Alternatively, in the present embodiment, above-mentioned storage medium can be included but is not limited to:USB flash disk, read only memory (ROM,
Read-Only Memory), random access memory (RAM, Random Access Memory), portable hard drive, magnetic
Dish or CD etc. are various can be with the medium of store program codes.
Alternatively, the specific example in the present embodiment may be referred to the example described in above-described embodiment 1, this enforcement
Example will not be described here.
The embodiments of the present invention are for illustration only, do not represent the quality of embodiment.
In the above embodiment of the present invention, the description of each embodiment is all emphasized particularly on different fields, do not had in certain embodiment
The part of detailed description, may refer to the associated description of other embodiment.
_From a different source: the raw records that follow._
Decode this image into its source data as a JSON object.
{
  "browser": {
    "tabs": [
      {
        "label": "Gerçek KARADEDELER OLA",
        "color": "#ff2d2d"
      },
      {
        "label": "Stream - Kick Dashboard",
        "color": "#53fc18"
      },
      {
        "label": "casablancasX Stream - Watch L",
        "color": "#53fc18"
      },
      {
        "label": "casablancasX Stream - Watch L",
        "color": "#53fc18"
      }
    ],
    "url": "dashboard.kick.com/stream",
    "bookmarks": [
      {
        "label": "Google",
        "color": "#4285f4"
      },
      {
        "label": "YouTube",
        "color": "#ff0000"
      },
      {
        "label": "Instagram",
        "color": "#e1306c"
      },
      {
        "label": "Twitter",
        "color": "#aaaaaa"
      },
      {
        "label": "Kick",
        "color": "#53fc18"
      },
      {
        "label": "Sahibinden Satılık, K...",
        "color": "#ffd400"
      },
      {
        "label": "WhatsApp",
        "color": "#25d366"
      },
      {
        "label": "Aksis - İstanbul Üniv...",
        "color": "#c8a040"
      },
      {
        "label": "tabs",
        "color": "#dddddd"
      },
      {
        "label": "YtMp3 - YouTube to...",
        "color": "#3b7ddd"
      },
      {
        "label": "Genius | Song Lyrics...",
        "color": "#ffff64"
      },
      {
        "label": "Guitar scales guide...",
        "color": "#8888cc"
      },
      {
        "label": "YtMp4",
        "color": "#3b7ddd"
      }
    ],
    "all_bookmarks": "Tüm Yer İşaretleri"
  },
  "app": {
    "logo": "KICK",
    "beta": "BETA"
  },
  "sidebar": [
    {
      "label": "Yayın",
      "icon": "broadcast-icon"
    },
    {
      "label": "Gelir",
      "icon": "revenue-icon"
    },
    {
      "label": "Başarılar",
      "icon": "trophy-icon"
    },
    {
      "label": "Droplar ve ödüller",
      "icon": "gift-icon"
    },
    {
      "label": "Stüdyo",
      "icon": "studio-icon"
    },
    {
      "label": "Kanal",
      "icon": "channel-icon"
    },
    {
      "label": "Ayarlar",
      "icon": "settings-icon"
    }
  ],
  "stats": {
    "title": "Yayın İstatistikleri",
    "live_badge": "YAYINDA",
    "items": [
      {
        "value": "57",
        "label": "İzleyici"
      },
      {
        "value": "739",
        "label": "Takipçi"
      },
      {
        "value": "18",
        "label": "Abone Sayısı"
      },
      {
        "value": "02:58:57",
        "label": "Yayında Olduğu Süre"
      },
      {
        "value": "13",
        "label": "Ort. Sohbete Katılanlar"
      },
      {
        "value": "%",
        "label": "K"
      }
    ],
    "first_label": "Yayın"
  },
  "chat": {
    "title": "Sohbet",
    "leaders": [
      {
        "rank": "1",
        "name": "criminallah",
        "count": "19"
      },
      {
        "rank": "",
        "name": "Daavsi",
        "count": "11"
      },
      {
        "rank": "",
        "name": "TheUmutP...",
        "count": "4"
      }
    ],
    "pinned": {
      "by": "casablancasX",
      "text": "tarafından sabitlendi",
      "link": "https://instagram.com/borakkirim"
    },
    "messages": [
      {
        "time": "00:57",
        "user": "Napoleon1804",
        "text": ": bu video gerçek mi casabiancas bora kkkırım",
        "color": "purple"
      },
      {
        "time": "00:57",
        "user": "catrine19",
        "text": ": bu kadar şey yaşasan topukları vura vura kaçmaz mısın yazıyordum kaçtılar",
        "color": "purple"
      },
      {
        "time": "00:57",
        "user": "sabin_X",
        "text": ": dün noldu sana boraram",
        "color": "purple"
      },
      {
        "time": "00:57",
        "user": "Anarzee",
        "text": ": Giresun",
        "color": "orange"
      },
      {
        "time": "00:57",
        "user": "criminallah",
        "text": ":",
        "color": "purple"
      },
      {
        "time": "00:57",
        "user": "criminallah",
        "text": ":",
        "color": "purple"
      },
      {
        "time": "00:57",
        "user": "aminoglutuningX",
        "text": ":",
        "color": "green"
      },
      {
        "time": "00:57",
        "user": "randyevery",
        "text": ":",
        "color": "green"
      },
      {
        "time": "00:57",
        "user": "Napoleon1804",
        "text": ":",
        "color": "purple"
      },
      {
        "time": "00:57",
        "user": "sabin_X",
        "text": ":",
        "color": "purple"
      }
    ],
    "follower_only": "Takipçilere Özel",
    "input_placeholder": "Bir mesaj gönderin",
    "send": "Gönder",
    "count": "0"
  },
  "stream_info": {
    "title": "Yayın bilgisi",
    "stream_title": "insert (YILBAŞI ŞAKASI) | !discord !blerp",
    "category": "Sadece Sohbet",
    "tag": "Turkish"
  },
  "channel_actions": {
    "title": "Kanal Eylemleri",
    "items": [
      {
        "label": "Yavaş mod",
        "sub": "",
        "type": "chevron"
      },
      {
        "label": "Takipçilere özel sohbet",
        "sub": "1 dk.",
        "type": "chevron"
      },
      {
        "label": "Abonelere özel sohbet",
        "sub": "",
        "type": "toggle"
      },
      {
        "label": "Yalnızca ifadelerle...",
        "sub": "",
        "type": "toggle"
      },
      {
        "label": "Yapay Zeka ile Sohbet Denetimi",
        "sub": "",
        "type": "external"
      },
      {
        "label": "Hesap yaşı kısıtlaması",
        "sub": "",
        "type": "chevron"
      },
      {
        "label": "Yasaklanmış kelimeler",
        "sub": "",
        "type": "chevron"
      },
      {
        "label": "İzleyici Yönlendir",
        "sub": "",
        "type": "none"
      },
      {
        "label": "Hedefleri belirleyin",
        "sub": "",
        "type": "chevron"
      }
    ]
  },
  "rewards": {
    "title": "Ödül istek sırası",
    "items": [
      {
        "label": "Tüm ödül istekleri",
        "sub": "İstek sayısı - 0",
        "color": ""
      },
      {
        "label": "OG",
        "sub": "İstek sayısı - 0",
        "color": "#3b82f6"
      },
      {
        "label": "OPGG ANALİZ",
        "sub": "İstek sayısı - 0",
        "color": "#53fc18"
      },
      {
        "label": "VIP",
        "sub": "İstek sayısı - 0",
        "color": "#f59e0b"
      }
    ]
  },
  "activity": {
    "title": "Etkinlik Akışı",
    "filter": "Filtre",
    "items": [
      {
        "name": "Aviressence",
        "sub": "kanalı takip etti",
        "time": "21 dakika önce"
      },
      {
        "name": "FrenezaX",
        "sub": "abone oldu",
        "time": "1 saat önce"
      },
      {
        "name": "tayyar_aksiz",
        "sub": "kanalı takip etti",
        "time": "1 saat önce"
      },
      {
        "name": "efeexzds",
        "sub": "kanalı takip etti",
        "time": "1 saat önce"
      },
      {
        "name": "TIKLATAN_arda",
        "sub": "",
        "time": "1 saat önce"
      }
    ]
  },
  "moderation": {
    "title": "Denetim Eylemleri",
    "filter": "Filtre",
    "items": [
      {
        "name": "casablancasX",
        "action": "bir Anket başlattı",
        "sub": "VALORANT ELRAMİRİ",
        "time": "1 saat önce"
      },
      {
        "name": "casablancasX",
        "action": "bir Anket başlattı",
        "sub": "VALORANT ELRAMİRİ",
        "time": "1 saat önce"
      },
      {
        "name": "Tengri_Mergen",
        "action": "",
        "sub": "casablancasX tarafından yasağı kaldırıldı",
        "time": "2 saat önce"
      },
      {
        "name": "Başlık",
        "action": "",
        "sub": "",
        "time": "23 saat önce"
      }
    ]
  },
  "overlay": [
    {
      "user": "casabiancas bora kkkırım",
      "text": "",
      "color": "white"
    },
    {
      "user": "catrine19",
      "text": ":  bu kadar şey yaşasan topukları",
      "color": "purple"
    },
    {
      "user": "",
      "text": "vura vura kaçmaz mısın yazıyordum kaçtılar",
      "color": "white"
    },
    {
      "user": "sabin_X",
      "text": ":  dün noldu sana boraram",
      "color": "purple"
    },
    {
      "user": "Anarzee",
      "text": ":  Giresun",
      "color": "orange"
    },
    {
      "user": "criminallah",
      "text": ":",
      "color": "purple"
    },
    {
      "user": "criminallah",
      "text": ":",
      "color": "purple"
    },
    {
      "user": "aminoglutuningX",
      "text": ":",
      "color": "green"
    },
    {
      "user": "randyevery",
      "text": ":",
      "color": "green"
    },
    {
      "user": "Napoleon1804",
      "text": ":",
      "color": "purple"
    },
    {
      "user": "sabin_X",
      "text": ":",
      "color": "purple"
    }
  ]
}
In several embodiments provided herein, it should be understood that disclosed technology contents, other can be passed through
Mode realize.Wherein, device embodiment described above is only the schematically division of for example described unit,
It is only a kind of division of logic function, when actually realizing, can has other dividing mode, for example multiple units or component
Can in conjunction with or be desirably integrated into another system, or some features can be ignored, or not execute.Another, institute
The coupling each other for showing or discussing or direct-coupling or communication connection can be by some interfaces, unit or mould
The INDIRECT COUPLING of block or communication connection, can be electrical or other forms.
The unit that illustrates as separating component can be or may not be physically separate, aobvious as unit
The part for showing can be or may not be physical location, you can be located at a place, or can also be distributed to
On multiple NEs.Some or all of unit therein can be selected according to the actual needs to realize the present embodiment
The purpose of scheme.
In addition, each functional unit in each embodiment of the invention can be integrated in a processing unit, it is also possible to
It is that unit is individually physically present, it is also possible to which two or more units are integrated in a unit.Above-mentioned integrated
Unit both can be realized in the form of hardware, it would however also be possible to employ the form of SFU software functional unit is realized.
If the integrated unit realized using in the form of SFU software functional unit and as independent production marketing or use when,
Can be stored in a computer read/write memory medium.It is based on such understanding, technical scheme essence
On all or part of part that in other words prior art is contributed or the technical scheme can be with software product
Form is embodied, and the computer software product is stored in a storage medium, is used so that one including some instructions
Platform computer equipment (can be personal computer, server or network equipment etc.) executes each embodiment institute of the invention
State all or part of step of method.And aforesaid storage medium includes:USB flash disk, read only memory (ROM, Read-Only
Memory), random access memory (RAM, Random Access Memory), portable hard drive, magnetic disc or CD
Etc. various can be with the medium of store program codes.
The above is only the preferred embodiment of the present invention, it is noted that for the ordinary skill people of the art
For member, under the premise without departing from the principles of the invention, some improvements and modifications can also be made, these improve and moisten
Decorations also should be regarded as protection scope of the present invention.